Pharmacologic modulation of hunger would be perhaps the ultimate means of controlling appetite and weight. However, despite tremendous efforts in this arena, current pharmacotherapeutics can achieve only modest levels of weight loss (range of 2.0–6.5 kg of sustained weight loss). 17
Although bariatric surgery has been shown to result in substantial degrees of sustained weight loss, the surgical risk in this patient population is significant. Alterations in ghrelin levels also occur with bariatric surgery. Research has demonstrated a 27% increase in serum ghrelin levels after gastric banding, which may be undesirable if it results in increased hunger. 18 The effect of roux-en-Y gastric bypass on serum ghrelin is somewhat controversial. Although some studies have demonstrated a decrease in serum ghrelin, other studies have shown ghrelin levels to be unchanged. 19 , 20 , 21 However, with sleeve gastrectomy, the levels of serum ghrelin have been shown in multiple studies to be markedly decreased (by approximately 60%). 20 , 21 In fact, ghrelin levels have been shown to be significantly decreased as long as 5 years after surgery. 22 Because the majority of the gastric fundus is removed during sleeve gastrectomy, a large proportion of ghrelin-secreting cells are also removed. This may be one of the primary reasons why sleeve gastrectomy is the most effective of the bariatric surgeries and, conversely, may explain why surgeries that have no gastric tissue resection, such as gastric banding, have relatively poorer efficacy.
28.5 Gastric Artery Chemical Embolization
Arepally et al 23 introduced the concept of endovascular destruction of ghrelin-producing cells by minimally invasive catheter-directed techniques in 2007. In their pilot study, the authors demonstrated that infusion of sodium morrhuate into the left gastric artery of swine resulted in elevated serum ghrelin levels at low doses but decreased serum ghrelin levels at moderate doses.

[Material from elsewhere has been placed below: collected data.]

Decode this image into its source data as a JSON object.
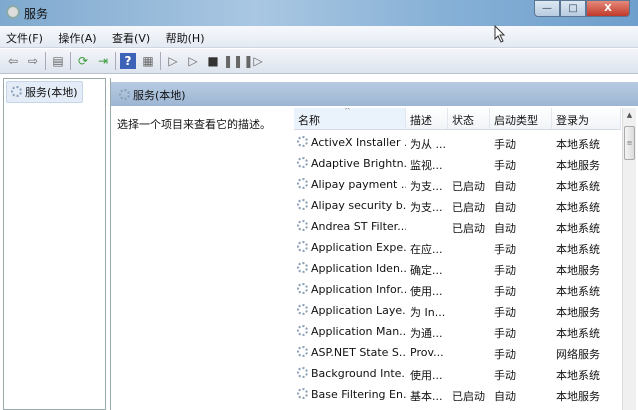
{
  "window": {
    "title": "服务",
    "minimize": "—",
    "maximize": "□",
    "close": "X"
  },
  "menu": [
    "文件(F)",
    "操作(A)",
    "查看(V)",
    "帮助(H)"
  ],
  "toolbar": {
    "icons": [
      "back-icon",
      "forward-icon",
      "show-hide-console-tree-icon",
      "refresh-icon",
      "export-list-icon",
      "help-icon",
      "properties-icon",
      "start-icon",
      "start-alt-icon",
      "stop-icon",
      "pause-icon",
      "resume-icon"
    ],
    "glyphs": [
      "⇦",
      "⇨",
      "▤",
      "⟳",
      "⇥",
      "?",
      "▦",
      "▷",
      "▷",
      "■",
      "❚❚",
      "❚▷"
    ]
  },
  "tree": {
    "item": "服务(本地)"
  },
  "main": {
    "header": "服务(本地)",
    "description": "选择一个项目来查看它的描述。"
  },
  "columns": [
    "名称",
    "描述",
    "状态",
    "启动类型",
    "登录为"
  ],
  "rows": [
    [
      "ActiveX Installer ...",
      "为从 ...",
      "",
      "手动",
      "本地系统"
    ],
    [
      "Adaptive Brightn...",
      "监视...",
      "",
      "手动",
      "本地服务"
    ],
    [
      "Alipay payment ...",
      "为支...",
      "已启动",
      "自动",
      "本地系统"
    ],
    [
      "Alipay security b...",
      "为支...",
      "已启动",
      "自动",
      "本地系统"
    ],
    [
      "Andrea ST Filter...",
      "",
      "已启动",
      "自动",
      "本地系统"
    ],
    [
      "Application Expe...",
      "在应...",
      "",
      "手动",
      "本地系统"
    ],
    [
      "Application Iden...",
      "确定...",
      "",
      "手动",
      "本地服务"
    ],
    [
      "Application Infor...",
      "使用...",
      "",
      "手动",
      "本地系统"
    ],
    [
      "Application Laye...",
      "为 In...",
      "",
      "手动",
      "本地服务"
    ],
    [
      "Application Man...",
      "为通...",
      "",
      "手动",
      "本地系统"
    ],
    [
      "ASP.NET State S...",
      "Prov...",
      "",
      "手动",
      "网络服务"
    ],
    [
      "Background Inte...",
      "使用...",
      "",
      "手动",
      "本地系统"
    ],
    [
      "Base Filtering En...",
      "基本...",
      "已启动",
      "自动",
      "本地服务"
    ]
  ]
}
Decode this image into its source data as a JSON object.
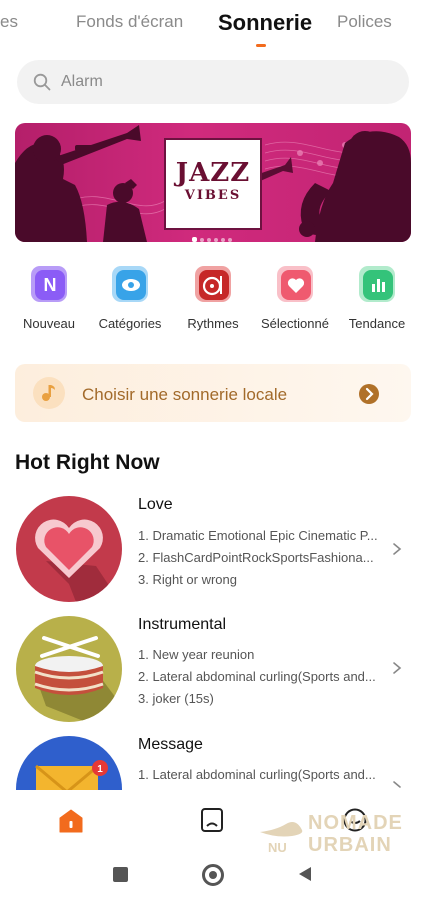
{
  "tabs": [
    {
      "label": "es"
    },
    {
      "label": "Fonds d'écran"
    },
    {
      "label": "Sonnerie"
    },
    {
      "label": "Polices"
    }
  ],
  "active_tab": "Sonnerie",
  "accent_color": "#f26b1d",
  "search": {
    "placeholder": "Alarm",
    "icon": "search-icon"
  },
  "banner": {
    "line1": "JAZZ",
    "line2": "VIBES",
    "page_count": 6,
    "current_page": 1
  },
  "categories": [
    {
      "label": "Nouveau",
      "icon": "new-icon",
      "color": "#8b5cf6",
      "glyph": "N"
    },
    {
      "label": "Catégories",
      "icon": "eye-icon",
      "color": "#38a3e8"
    },
    {
      "label": "Rythmes",
      "icon": "music-disc-icon",
      "color": "#c62828"
    },
    {
      "label": "Sélectionné",
      "icon": "heart-icon",
      "color": "#ef5a6f"
    },
    {
      "label": "Tendance",
      "icon": "chart-icon",
      "color": "#34c37a"
    }
  ],
  "local": {
    "label": "Choisir une sonnerie locale"
  },
  "section_title": "Hot Right Now",
  "playlists": [
    {
      "title": "Love",
      "items": [
        "1. Dramatic Emotional Epic Cinematic P...",
        "2. FlashCardPointRockSportsFashiona...",
        "3. Right or wrong"
      ]
    },
    {
      "title": "Instrumental",
      "items": [
        "1. New year reunion",
        "2. Lateral abdominal curling(Sports and...",
        "3. joker (15s)"
      ]
    },
    {
      "title": "Message",
      "items": [
        "1. Lateral abdominal curling(Sports and..."
      ],
      "badge": "1"
    }
  ],
  "watermark": {
    "line1": "NOMADE",
    "line2": "URBAIN",
    "small": "NU"
  }
}
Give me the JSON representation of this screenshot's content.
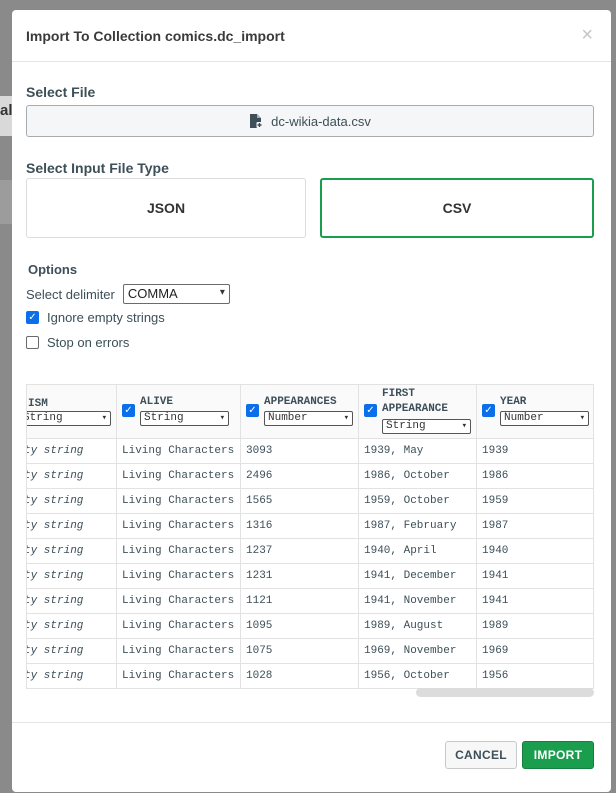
{
  "backdrop": {
    "fragment_text": "al"
  },
  "modal": {
    "title": "Import To Collection comics.dc_import",
    "close_glyph": "×",
    "select_file_label": "Select File",
    "file_name": "dc-wikia-data.csv",
    "file_icon": "file-add-icon",
    "select_type_label": "Select Input File Type",
    "types": [
      {
        "label": "JSON",
        "selected": false
      },
      {
        "label": "CSV",
        "selected": true
      }
    ],
    "options": {
      "label": "Options",
      "delimiter_label": "Select delimiter",
      "delimiter_value": "COMMA",
      "ignore_empty_label": "Ignore empty strings",
      "ignore_empty_checked": true,
      "stop_on_errors_label": "Stop on errors",
      "stop_on_errors_checked": false
    },
    "table": {
      "columns": [
        {
          "name": "ISM",
          "type": "String",
          "checked": true,
          "values": [
            "ty string",
            "ty string",
            "ty string",
            "ty string",
            "ty string",
            "ty string",
            "ty string",
            "ty string",
            "ty string",
            "ty string"
          ]
        },
        {
          "name": "ALIVE",
          "type": "String",
          "checked": true,
          "values": [
            "Living Characters",
            "Living Characters",
            "Living Characters",
            "Living Characters",
            "Living Characters",
            "Living Characters",
            "Living Characters",
            "Living Characters",
            "Living Characters",
            "Living Characters"
          ]
        },
        {
          "name": "APPEARANCES",
          "type": "Number",
          "checked": true,
          "values": [
            "3093",
            "2496",
            "1565",
            "1316",
            "1237",
            "1231",
            "1121",
            "1095",
            "1075",
            "1028"
          ]
        },
        {
          "name_line1": "FIRST",
          "name_line2": "APPEARANCE",
          "type": "String",
          "checked": true,
          "values": [
            "1939, May",
            "1986, October",
            "1959, October",
            "1987, February",
            "1940, April",
            "1941, December",
            "1941, November",
            "1989, August",
            "1969, November",
            "1956, October"
          ]
        },
        {
          "name": "YEAR",
          "type": "Number",
          "checked": true,
          "values": [
            "1939",
            "1986",
            "1959",
            "1987",
            "1940",
            "1941",
            "1941",
            "1989",
            "1969",
            "1956"
          ]
        }
      ]
    },
    "footer": {
      "cancel_label": "CANCEL",
      "import_label": "IMPORT"
    }
  },
  "colors": {
    "accent_green": "#1a9e4e",
    "checkbox_blue": "#0a6fe8"
  }
}
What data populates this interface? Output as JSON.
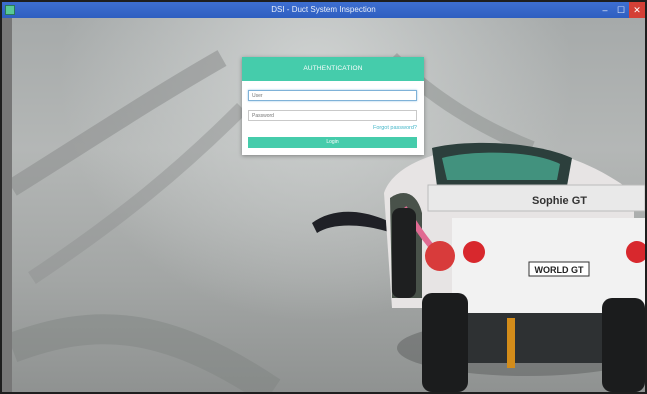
{
  "window": {
    "title": "DSI - Duct System Inspection",
    "minimize": "–",
    "maximize": "☐",
    "close": "✕"
  },
  "scene": {
    "car_label_rear": "Sophie GT",
    "car_plate": "WORLD GT"
  },
  "login": {
    "header": "AUTHENTICATION",
    "username_placeholder": "User",
    "password_placeholder": "Password",
    "forgot_link": "Forgot password?",
    "login_button": "Login"
  },
  "colors": {
    "accent": "#45ccab",
    "titlebar": "#2f5fc0",
    "close_button": "#d44036"
  },
  "icons": {
    "app": "app-icon",
    "minimize": "minimize-icon",
    "maximize": "maximize-icon",
    "close": "close-icon"
  }
}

At high doses, death resulted secondary to gastric necrosis and perforation. The researchers went on to perform gastric artery chemical embolization with moderate doses in a larger number of swine and compared these subjects with a control arm, analyzing differences in serum ghrelin levels and weights over a 4-week period. 24 Again, the serum ghrelin levels in treated animals were shown to be significantly decreased compared to the levels in controls. In these growing swine, the mean weight was statistically lower at 3 and 4 weeks compared to the weight of untreated controls. However, the mean serum ghrelin levels among treated swine had increased by 51% at 4 weeks, suggesting that the treatment effect may be transient.